Thursday, Apr 05, 2012

Dubai Despite losing its regional leadership in the World Economic Forum’s Global Information Technology report, experts agree that the UAE is well positioned to regain its competitive position with the enactment of the right policy initiatives, world class telecom infrastructure, access to international talent and supportive business and operational environments.

“With the UAE’s strong commitment of the government to develop and prioritise ICT [information and communications technology] as one of the key engines to diversify its oil dependent economy, it has managed to develop a good ICT related infrastructure and a favourable framework for business and innovation. This has boosted innovation in the form of both new products and services and new organisational models,” Bruno Lanvin, executive director of Insead’s eLab, said.

The UAE has slipped six positions and surrendered regional leadership to Bahrain in the latest report produced in cooperation with Insead.

‘Major trends’

The UAE is ranked 30th this year compared to 24th in 2011.

The report examines the networked readiness of 142 developed and developing countries worldwide — accounting for over 98 per cent of the world’s GDP. The index measures how these markets leverage advances in ICT to drive economic productivity and social development.

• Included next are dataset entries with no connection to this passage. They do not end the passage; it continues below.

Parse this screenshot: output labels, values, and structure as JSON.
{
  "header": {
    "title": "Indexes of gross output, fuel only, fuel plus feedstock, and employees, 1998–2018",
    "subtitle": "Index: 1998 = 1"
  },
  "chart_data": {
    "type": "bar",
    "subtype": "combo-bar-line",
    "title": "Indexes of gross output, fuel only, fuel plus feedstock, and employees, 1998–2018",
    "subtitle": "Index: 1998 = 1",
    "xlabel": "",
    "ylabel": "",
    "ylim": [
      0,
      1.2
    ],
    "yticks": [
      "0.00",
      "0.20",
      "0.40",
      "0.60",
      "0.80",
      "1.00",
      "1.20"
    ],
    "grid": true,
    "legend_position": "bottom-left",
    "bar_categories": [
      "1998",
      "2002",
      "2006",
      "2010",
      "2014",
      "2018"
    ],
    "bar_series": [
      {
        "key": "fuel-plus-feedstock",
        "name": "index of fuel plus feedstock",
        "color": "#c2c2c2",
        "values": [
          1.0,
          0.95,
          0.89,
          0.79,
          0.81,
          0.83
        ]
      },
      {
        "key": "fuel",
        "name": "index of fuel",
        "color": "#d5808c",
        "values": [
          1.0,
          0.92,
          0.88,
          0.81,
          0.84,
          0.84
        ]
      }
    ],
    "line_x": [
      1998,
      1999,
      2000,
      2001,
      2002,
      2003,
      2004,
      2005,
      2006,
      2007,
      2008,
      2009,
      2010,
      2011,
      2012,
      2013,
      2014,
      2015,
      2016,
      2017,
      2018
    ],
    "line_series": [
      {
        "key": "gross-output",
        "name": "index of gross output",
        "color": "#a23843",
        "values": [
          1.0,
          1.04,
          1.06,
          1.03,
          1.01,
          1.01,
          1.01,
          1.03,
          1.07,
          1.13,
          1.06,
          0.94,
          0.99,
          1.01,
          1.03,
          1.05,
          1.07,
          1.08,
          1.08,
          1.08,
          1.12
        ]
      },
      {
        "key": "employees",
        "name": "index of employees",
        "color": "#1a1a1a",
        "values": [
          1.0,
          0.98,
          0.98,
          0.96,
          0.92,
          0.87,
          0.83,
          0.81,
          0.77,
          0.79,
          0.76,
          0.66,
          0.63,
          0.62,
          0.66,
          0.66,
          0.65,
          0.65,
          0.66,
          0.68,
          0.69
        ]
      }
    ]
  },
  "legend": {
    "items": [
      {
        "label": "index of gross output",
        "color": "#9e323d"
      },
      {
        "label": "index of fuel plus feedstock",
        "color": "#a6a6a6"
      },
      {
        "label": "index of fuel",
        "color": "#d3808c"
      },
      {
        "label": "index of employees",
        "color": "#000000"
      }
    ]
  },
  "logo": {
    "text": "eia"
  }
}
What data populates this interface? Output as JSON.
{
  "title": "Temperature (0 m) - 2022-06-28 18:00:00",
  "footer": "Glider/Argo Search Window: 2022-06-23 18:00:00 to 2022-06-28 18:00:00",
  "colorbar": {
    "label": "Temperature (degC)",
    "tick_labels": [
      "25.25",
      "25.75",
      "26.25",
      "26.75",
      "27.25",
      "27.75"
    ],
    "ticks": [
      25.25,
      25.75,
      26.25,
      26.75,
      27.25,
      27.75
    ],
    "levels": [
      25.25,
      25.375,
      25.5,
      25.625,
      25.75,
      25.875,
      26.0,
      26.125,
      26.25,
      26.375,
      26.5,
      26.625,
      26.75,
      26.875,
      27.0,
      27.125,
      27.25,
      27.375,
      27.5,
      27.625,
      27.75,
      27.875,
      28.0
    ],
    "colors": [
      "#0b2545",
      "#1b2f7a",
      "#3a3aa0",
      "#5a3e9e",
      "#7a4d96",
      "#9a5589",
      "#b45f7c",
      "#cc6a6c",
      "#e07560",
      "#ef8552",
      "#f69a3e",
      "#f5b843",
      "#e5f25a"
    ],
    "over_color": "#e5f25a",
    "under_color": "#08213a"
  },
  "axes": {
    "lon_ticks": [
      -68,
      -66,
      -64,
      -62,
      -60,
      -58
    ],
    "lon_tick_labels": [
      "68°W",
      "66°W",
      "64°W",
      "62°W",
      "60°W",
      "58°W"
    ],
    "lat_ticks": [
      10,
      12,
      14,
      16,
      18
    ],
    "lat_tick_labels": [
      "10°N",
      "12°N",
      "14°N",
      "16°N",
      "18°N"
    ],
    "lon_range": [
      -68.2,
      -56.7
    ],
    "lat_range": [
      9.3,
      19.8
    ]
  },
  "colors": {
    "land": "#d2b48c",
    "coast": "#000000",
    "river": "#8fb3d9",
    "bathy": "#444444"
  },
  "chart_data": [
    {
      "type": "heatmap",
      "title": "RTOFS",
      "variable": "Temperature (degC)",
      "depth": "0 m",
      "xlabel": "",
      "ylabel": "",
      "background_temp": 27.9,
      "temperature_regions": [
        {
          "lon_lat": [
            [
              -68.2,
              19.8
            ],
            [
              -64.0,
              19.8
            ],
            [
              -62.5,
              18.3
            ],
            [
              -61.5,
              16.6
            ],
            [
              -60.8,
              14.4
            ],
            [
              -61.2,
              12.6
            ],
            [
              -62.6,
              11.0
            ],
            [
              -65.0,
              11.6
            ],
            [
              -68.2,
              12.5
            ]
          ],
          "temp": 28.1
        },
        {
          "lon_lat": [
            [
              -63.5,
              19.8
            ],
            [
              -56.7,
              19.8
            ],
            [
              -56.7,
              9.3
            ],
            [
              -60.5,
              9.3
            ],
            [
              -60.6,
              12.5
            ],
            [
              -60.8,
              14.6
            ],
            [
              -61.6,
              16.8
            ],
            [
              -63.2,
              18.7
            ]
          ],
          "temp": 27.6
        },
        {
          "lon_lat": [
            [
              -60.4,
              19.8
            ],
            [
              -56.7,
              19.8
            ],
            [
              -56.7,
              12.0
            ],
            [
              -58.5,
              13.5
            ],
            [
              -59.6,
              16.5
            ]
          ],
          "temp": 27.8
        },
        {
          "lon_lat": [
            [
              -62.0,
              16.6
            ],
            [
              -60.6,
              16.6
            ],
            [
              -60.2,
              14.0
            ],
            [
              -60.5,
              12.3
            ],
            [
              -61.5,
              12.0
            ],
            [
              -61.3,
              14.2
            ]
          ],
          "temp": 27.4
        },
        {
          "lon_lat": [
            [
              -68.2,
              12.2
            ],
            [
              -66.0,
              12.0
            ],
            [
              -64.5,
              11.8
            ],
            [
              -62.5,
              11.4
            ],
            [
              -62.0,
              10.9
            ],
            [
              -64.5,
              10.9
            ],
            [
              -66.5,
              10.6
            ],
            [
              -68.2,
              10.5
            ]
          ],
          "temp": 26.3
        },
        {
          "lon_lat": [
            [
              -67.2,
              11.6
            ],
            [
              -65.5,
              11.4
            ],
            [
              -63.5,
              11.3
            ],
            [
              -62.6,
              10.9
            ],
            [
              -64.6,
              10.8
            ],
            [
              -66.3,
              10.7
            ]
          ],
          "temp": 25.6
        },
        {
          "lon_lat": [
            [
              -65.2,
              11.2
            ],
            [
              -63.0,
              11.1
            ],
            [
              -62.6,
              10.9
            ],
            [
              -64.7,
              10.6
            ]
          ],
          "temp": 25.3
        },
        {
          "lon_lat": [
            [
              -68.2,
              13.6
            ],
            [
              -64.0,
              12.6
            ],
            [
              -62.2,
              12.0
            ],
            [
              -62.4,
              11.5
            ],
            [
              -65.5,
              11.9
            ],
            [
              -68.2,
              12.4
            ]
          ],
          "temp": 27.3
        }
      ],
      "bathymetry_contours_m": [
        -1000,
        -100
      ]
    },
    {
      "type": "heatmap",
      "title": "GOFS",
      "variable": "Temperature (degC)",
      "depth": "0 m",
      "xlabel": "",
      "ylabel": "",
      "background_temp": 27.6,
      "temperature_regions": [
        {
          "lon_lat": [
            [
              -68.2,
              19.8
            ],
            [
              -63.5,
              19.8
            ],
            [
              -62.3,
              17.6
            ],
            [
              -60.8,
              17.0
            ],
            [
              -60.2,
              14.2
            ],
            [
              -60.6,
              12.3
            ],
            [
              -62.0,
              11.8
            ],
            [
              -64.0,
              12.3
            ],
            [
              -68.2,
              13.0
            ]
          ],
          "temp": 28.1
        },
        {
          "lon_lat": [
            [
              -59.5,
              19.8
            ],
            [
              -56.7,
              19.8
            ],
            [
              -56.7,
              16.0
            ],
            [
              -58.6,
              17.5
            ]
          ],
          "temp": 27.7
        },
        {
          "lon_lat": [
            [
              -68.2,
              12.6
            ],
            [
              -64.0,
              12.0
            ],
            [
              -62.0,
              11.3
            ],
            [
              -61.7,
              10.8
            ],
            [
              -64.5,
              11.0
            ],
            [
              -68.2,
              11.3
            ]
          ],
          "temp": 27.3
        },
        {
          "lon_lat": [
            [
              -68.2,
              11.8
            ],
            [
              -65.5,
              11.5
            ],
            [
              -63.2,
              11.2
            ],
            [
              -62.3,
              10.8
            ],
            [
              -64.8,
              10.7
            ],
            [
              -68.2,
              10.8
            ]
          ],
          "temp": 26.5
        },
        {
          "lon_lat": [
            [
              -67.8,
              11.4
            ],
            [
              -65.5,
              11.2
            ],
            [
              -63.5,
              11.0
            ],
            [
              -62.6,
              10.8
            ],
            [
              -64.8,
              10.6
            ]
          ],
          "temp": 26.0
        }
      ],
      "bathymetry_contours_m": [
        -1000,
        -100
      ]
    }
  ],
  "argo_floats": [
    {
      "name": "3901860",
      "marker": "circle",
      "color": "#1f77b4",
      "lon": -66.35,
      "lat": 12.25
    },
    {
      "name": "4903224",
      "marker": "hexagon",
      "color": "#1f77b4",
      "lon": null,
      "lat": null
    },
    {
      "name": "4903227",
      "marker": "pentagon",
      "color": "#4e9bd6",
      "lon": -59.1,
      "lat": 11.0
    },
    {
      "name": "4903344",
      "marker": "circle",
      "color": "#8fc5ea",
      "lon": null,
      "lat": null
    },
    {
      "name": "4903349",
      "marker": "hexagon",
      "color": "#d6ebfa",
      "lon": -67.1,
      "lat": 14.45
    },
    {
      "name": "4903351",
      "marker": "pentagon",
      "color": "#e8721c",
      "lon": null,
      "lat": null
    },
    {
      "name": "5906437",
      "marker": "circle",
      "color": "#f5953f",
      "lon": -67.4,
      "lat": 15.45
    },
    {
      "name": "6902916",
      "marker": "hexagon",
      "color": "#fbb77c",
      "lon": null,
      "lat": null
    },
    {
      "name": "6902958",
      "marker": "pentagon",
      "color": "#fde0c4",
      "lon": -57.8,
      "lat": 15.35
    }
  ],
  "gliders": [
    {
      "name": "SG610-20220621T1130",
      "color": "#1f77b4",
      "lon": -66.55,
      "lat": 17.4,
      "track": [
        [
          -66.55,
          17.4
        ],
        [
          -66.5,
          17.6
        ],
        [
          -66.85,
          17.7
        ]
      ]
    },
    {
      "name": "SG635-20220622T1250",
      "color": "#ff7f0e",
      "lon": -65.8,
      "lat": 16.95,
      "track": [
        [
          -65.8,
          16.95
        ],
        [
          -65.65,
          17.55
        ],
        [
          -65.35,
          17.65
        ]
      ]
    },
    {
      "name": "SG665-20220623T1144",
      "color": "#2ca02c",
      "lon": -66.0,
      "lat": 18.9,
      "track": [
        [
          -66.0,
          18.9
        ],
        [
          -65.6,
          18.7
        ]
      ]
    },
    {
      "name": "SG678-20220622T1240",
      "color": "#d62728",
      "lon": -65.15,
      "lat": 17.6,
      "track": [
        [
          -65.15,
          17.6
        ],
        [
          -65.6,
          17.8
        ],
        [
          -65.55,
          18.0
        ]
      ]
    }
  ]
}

“We see four major business trends in the region — the diversification strategies of governments to create sustainable and diversified businesses from an oil-based economy, the expansion strategies of local organisations across the region, the need for more security and the management of the impact of the Arab Spring,” Vittorio D’Orazio, research director at Gartner, told Gulf News.

“To underpin those strategies, hardware and software will play a key role and are predicted to have the fastest growth rates in 2012, as well as in the following years,” he said.

Milind Singh, Principal at Booz and Company, said the Gulf region was vulnerable on the global ICT competitiveness scale.

He said after gaining an average of four positions between 2009 and 2010, the top four GCC countries (Bahrain, Qatar, UAE and Saudi Arabia) surrendered their competitive momentum with an average regression of two positions in 2011. Only Kuwait has grown significantly, gaining 13 positions — albeit from a low starting position of 72.

He said government performance remains strong, while challenges remain to be addressed in broadband and skills.

‘Need to be aware’

Lanvin said the advent of accelerating transformations in the way we generate, transmit, store, share and use data bears both the promise of new opportunities to bridge that digital divide and the threat of deeper ones in areas such as broadband, cloud computing, social media or big data.

“These are issues that countries need to be aware of, and for which appropriate policies will need to be designed as a matter of urgency.”